In Georgia alone, several counties have introduced temporary moratoriums or restrictions on data centre developments, citing concerns about grid stress, water use, and tax impacts.
While such measures are often politically driven, they underscore a deeper infrastructure imbalance: the Southeast is courting energy-hungry industries without the grid capacity to support them long term.
The Brattle Group’s analysis highlights the economic consequences of this imbalance. Without strategic interregional transmission upgrades, the region is effectively walling itself off from cheaper, more flexible power resources available elsewhere in the US.
These missed connections limit the ability of utilities to respond to peak loads, reduce exposure to fuel volatility, and integrate higher levels of renewables—all of which are increasingly important to enterprise customers with carbon targets and 24/7 uptime demands.
An earlier report by the Institute for Energy Economics and Financial Analysis suggests that utilities in states like Virginia, North Carolina, South Carolina, and Georgia plan to build more than 20 GW of natural gas power plants by 2040 to meet the unprecedented data centre demand.
Upon taking office, President Trump declared a ‘National Energy Emergency’ and has since signed an executive order mandating a return to coal power for the nation's burgeoning data centres — a decision that could benefit several Southeastern states like West Virginia and Kentucky, which are significant coal producers.

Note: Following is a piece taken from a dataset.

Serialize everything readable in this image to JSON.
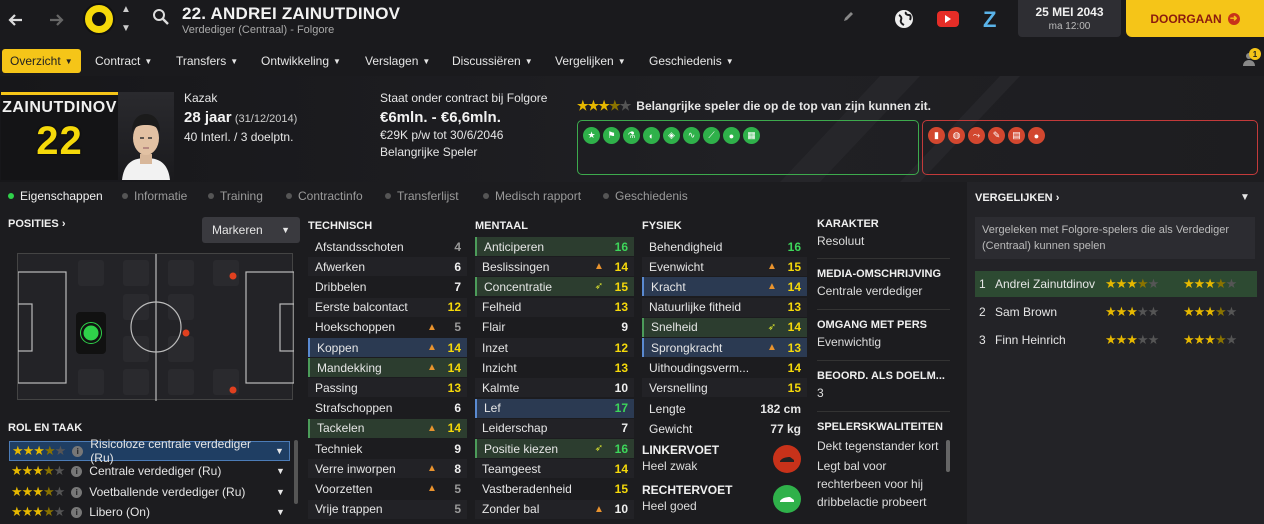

“These reports don't just highlight one problem—they tell a shared story about a system in decline," said Simon Mahan, executive director of the Southern Renewable Energy Association. “The Southeast is growing fast. Our power needs are growing faster. But our grid is not keeping up.”
“If we want to power our economy, secure our national defence, and give businesses and families reliable energy, we must act now to invest in the backbone of our grid.”